Six people, some of them CPS coaches, spoke warmly of the proposal, but others called it out as highly inappropriate to make sports the major focus of a school in a predominantly black community, where often kids feel like their only avenue to success is as a professional athlete or entertainer.

An arts-based contract school proposed by Little Black Pearl, the Kenwood-based arts center, faced less criticism, but also less support.

Two teachers and one graduating student from the art center’s current alternative high school spoke enthusiastically about the benefits of an arts-based curriculum, but the presentation was short on details of what that would look like at Dyett.

Nearly half of the presentation was dedicated to Architect Matthew Kupritz of K2 Studio’s vision to remodel the school with a theater that opened out onto one of two courtyards and an elevated walkway linking buildings.

The two main criticisms of the Little Black Pearl proposal were that it did too little to incorporate the legacy of the existing school, which is named for Captain Walter H. Dyett, a legendary music teacher in the neighborhood, and had failed to solicit community input beyond the art center’s existing supporters.
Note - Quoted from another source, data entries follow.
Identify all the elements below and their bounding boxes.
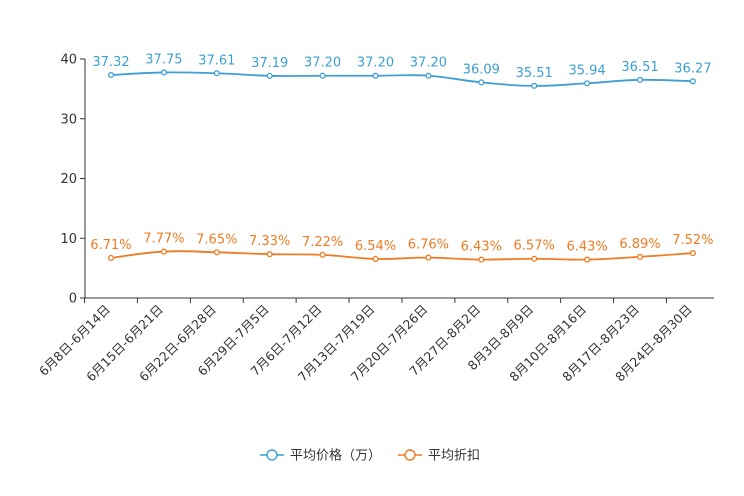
data-point[interactable]	[531, 82, 538, 89]
data-point[interactable]	[689, 78, 696, 85]
legend[interactable]: 平均价格（万） 平均折扣	[260, 448, 480, 464]
legend-item-0[interactable]: 平均价格（万）	[260, 448, 381, 464]
data-label: 6.76%	[408, 238, 449, 253]
data-label: 37.20	[357, 56, 394, 71]
data-label: 6.71%	[90, 238, 131, 253]
data-point[interactable]	[584, 80, 591, 87]
data-point[interactable]	[636, 253, 644, 260]
legend-item-1[interactable]: 平均折扣	[398, 449, 480, 464]
y-tick-label: 20	[60, 172, 77, 187]
data-label: 6.43%	[461, 240, 502, 255]
data-point[interactable]	[160, 69, 167, 76]
data-point[interactable]	[213, 249, 220, 256]
y-tick-label: 30	[60, 112, 77, 127]
data-label: 35.94	[568, 63, 605, 78]
legend-label: 平均价格（万）	[290, 448, 381, 464]
series-0	[107, 69, 696, 89]
data-label: 7.33%	[249, 234, 290, 249]
data-label: 7.77%	[143, 232, 184, 247]
data-label: 6.43%	[566, 240, 607, 255]
data-point[interactable]	[160, 248, 167, 255]
data-point[interactable]	[107, 254, 115, 261]
data-point[interactable]	[319, 251, 326, 258]
series-line	[110, 250, 693, 261]
data-label: 6.54%	[355, 239, 396, 254]
legend-marker	[266, 449, 278, 461]
legend-label: 平均折扣	[428, 449, 480, 464]
series-line	[110, 71, 693, 87]
data-point[interactable]	[213, 70, 220, 77]
legend-marker	[404, 449, 416, 461]
data-label: 37.19	[251, 56, 288, 71]
data-label: 6.57%	[514, 239, 555, 254]
data-label: 36.27	[674, 61, 711, 76]
data-point[interactable]	[636, 76, 644, 83]
data-point[interactable]	[531, 255, 538, 262]
data-point[interactable]	[425, 72, 432, 79]
data-label: 37.75	[145, 52, 182, 67]
data-point[interactable]	[425, 254, 432, 261]
data-point[interactable]	[107, 71, 115, 79]
data-label: 7.52%	[672, 233, 713, 248]
data-label: 6.89%	[619, 237, 660, 252]
y-tick-label: 0	[69, 292, 77, 307]
data-label: 37.20	[304, 56, 341, 71]
data-label: 36.09	[463, 62, 500, 77]
data-point[interactable]	[372, 255, 379, 262]
data-point[interactable]	[266, 251, 273, 258]
data-point[interactable]	[266, 72, 273, 79]
y-tick-label: 40	[60, 53, 77, 68]
data-label: 37.32	[92, 55, 129, 70]
data-label: 35.51	[516, 66, 553, 81]
data-point[interactable]	[478, 256, 485, 263]
data-label: 37.61	[198, 53, 235, 68]
data-label: 37.20	[410, 56, 447, 71]
data-point[interactable]	[319, 72, 326, 79]
data-point[interactable]	[584, 256, 591, 263]
series-1	[107, 248, 696, 263]
axes: 0102030406月8日-6月14日6月15日-6月21日6月22日-6月28…	[36, 53, 714, 384]
data-label: 7.22%	[302, 235, 343, 250]
data-point[interactable]	[372, 72, 379, 79]
data-label: 36.51	[621, 60, 658, 75]
data-label: 7.65%	[196, 232, 237, 247]
series-layer	[107, 69, 696, 263]
data-labels-layer: 37.32 37.75 37.61 37.19 37.20 37.20 37.20 36.09…	[90, 52, 713, 254]
data-point[interactable]	[478, 79, 485, 86]
y-tick-label: 10	[60, 232, 77, 247]
data-point[interactable]	[689, 250, 696, 257]
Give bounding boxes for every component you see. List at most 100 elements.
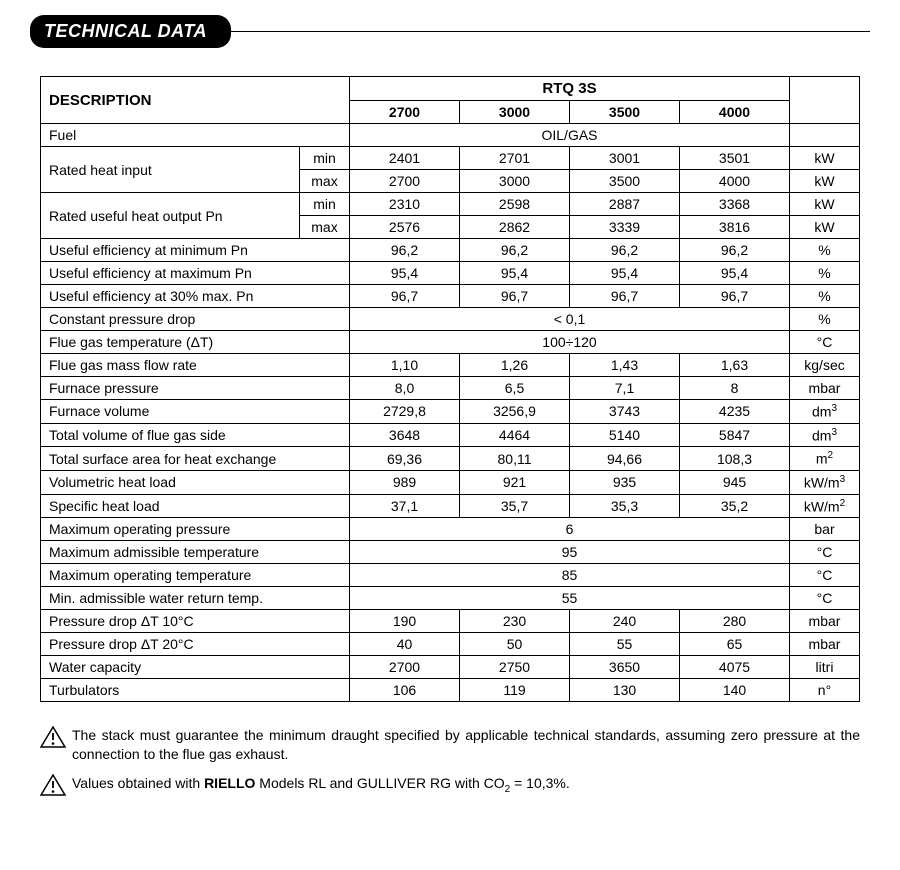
row-label: Furnace pressure — [41, 377, 350, 400]
row-value: 80,11 — [460, 447, 570, 471]
row-value: 280 — [680, 610, 790, 633]
row-unit: dm3 — [790, 423, 860, 447]
table-row: Total volume of flue gas side36484464514… — [41, 423, 860, 447]
table-row: Turbulators106119130140n° — [41, 679, 860, 702]
row-label: Total volume of flue gas side — [41, 423, 350, 447]
row-unit: °C — [790, 587, 860, 610]
row-value: 1,26 — [460, 354, 570, 377]
row-value: 55 — [570, 633, 680, 656]
row-sublabel: min — [300, 147, 350, 170]
table-row: Min. admissible water return temp.55°C — [41, 587, 860, 610]
row-value: 50 — [460, 633, 570, 656]
table-row: Useful efficiency at minimum Pn96,296,29… — [41, 239, 860, 262]
row-value: 3650 — [570, 656, 680, 679]
unit-header-blank — [790, 77, 860, 124]
row-unit: litri — [790, 656, 860, 679]
table-row: Total surface area for heat exchange69,3… — [41, 447, 860, 471]
table-row: Furnace pressure8,06,57,18mbar — [41, 377, 860, 400]
row-value: 1,10 — [350, 354, 460, 377]
row-value: 989 — [350, 470, 460, 494]
row-value: 2887 — [570, 193, 680, 216]
row-value: 95,4 — [350, 262, 460, 285]
heading-rule — [227, 31, 870, 32]
table-row: Flue gas mass flow rate1,101,261,431,63k… — [41, 354, 860, 377]
table-row: Useful efficiency at 30% max. Pn96,796,7… — [41, 285, 860, 308]
row-unit: % — [790, 308, 860, 331]
row-value: 96,2 — [570, 239, 680, 262]
row-value: 3500 — [570, 170, 680, 193]
note-row: Values obtained with RIELLO Models RL an… — [40, 774, 860, 796]
row-value: 96,2 — [350, 239, 460, 262]
row-value: 5847 — [680, 423, 790, 447]
table-body: FuelOIL/GAS Rated heat inputmin240127013… — [41, 124, 860, 702]
row-label: Maximum operating temperature — [41, 564, 350, 587]
row-value: 35,2 — [680, 494, 790, 518]
row-unit: kg/sec — [790, 354, 860, 377]
row-value: 1,63 — [680, 354, 790, 377]
row-sublabel: max — [300, 170, 350, 193]
row-value: 4075 — [680, 656, 790, 679]
row-value: 40 — [350, 633, 460, 656]
row-value: 230 — [460, 610, 570, 633]
row-value: 8 — [680, 377, 790, 400]
row-label: Maximum admissible temperature — [41, 541, 350, 564]
row-unit: °C — [790, 564, 860, 587]
table-row: Specific heat load37,135,735,335,2kW/m2 — [41, 494, 860, 518]
row-value: 96,7 — [350, 285, 460, 308]
row-value: 119 — [460, 679, 570, 702]
row-value: 106 — [350, 679, 460, 702]
row-value: 95,4 — [680, 262, 790, 285]
row-value: 945 — [680, 470, 790, 494]
row-value: 96,7 — [680, 285, 790, 308]
table-row: Useful efficiency at maximum Pn95,495,49… — [41, 262, 860, 285]
table-row: Maximum operating temperature85°C — [41, 564, 860, 587]
row-value: 2700 — [350, 656, 460, 679]
row-value: 94,66 — [570, 447, 680, 471]
row-value: 96,2 — [680, 239, 790, 262]
row-value-spanned: 100÷120 — [350, 331, 790, 354]
row-value: 95,4 — [570, 262, 680, 285]
row-unit: mbar — [790, 377, 860, 400]
row-unit: kW — [790, 147, 860, 170]
row-value: 7,1 — [570, 377, 680, 400]
warning-icon — [40, 726, 66, 748]
row-label: Pressure drop ΔT 10°C — [41, 610, 350, 633]
model-header: 3000 — [460, 101, 570, 124]
row-value: 190 — [350, 610, 460, 633]
row-unit: kW — [790, 216, 860, 239]
row-sublabel: max — [300, 216, 350, 239]
row-value: 3743 — [570, 400, 680, 424]
row-unit: kW — [790, 193, 860, 216]
row-unit: kW/m3 — [790, 470, 860, 494]
heading-pill: TECHNICAL DATA — [30, 15, 231, 48]
table-row: Rated heat inputmin2401270130013501kW — [41, 147, 860, 170]
row-value: 3000 — [460, 170, 570, 193]
row-value: 2401 — [350, 147, 460, 170]
section-heading: TECHNICAL DATA — [30, 15, 870, 48]
row-value: 140 — [680, 679, 790, 702]
row-label: Min. admissible water return temp. — [41, 587, 350, 610]
row-unit: m2 — [790, 447, 860, 471]
row-unit: mbar — [790, 633, 860, 656]
row-value: 96,2 — [460, 239, 570, 262]
row-label: Furnace volume — [41, 400, 350, 424]
row-label: Pressure drop ΔT 20°C — [41, 633, 350, 656]
row-label: Total surface area for heat exchange — [41, 447, 350, 471]
row-value: 2701 — [460, 147, 570, 170]
row-value: 2862 — [460, 216, 570, 239]
row-value-spanned: OIL/GAS — [350, 124, 790, 147]
row-value: 4000 — [680, 170, 790, 193]
row-value: 2700 — [350, 170, 460, 193]
note-text: The stack must guarantee the minimum dra… — [72, 726, 860, 764]
row-label: Rated heat input — [41, 147, 300, 193]
row-unit: % — [790, 239, 860, 262]
row-value: 2576 — [350, 216, 460, 239]
row-value: 3648 — [350, 423, 460, 447]
row-value: 35,7 — [460, 494, 570, 518]
row-unit: % — [790, 285, 860, 308]
row-sublabel: min — [300, 193, 350, 216]
row-label: Flue gas temperature (ΔT) — [41, 331, 350, 354]
row-unit: mbar — [790, 610, 860, 633]
description-header: DESCRIPTION — [41, 77, 350, 124]
row-value: 35,3 — [570, 494, 680, 518]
“One of the requirements of these proposals was interaction with the community, and only one came to my desk, and that was the Coalition to Revitalize Dyett,” said LaKeisha Hamilton, chairwoman of the Hyde Park Community Action Council, a CPS-sanctioned group that’s supposed to be consulted on planned changes to neighborhood schools.

The Hyde Park council has endorsed the coalition’s plan. The Bronzeville Community Action Council has also reviewed the coalition’s proposal, but has not endorsed it.

The next chance for the public to weigh-in on the three proposals comes on Aug. 10 at the CPS Loop office, 42 W. Madison St.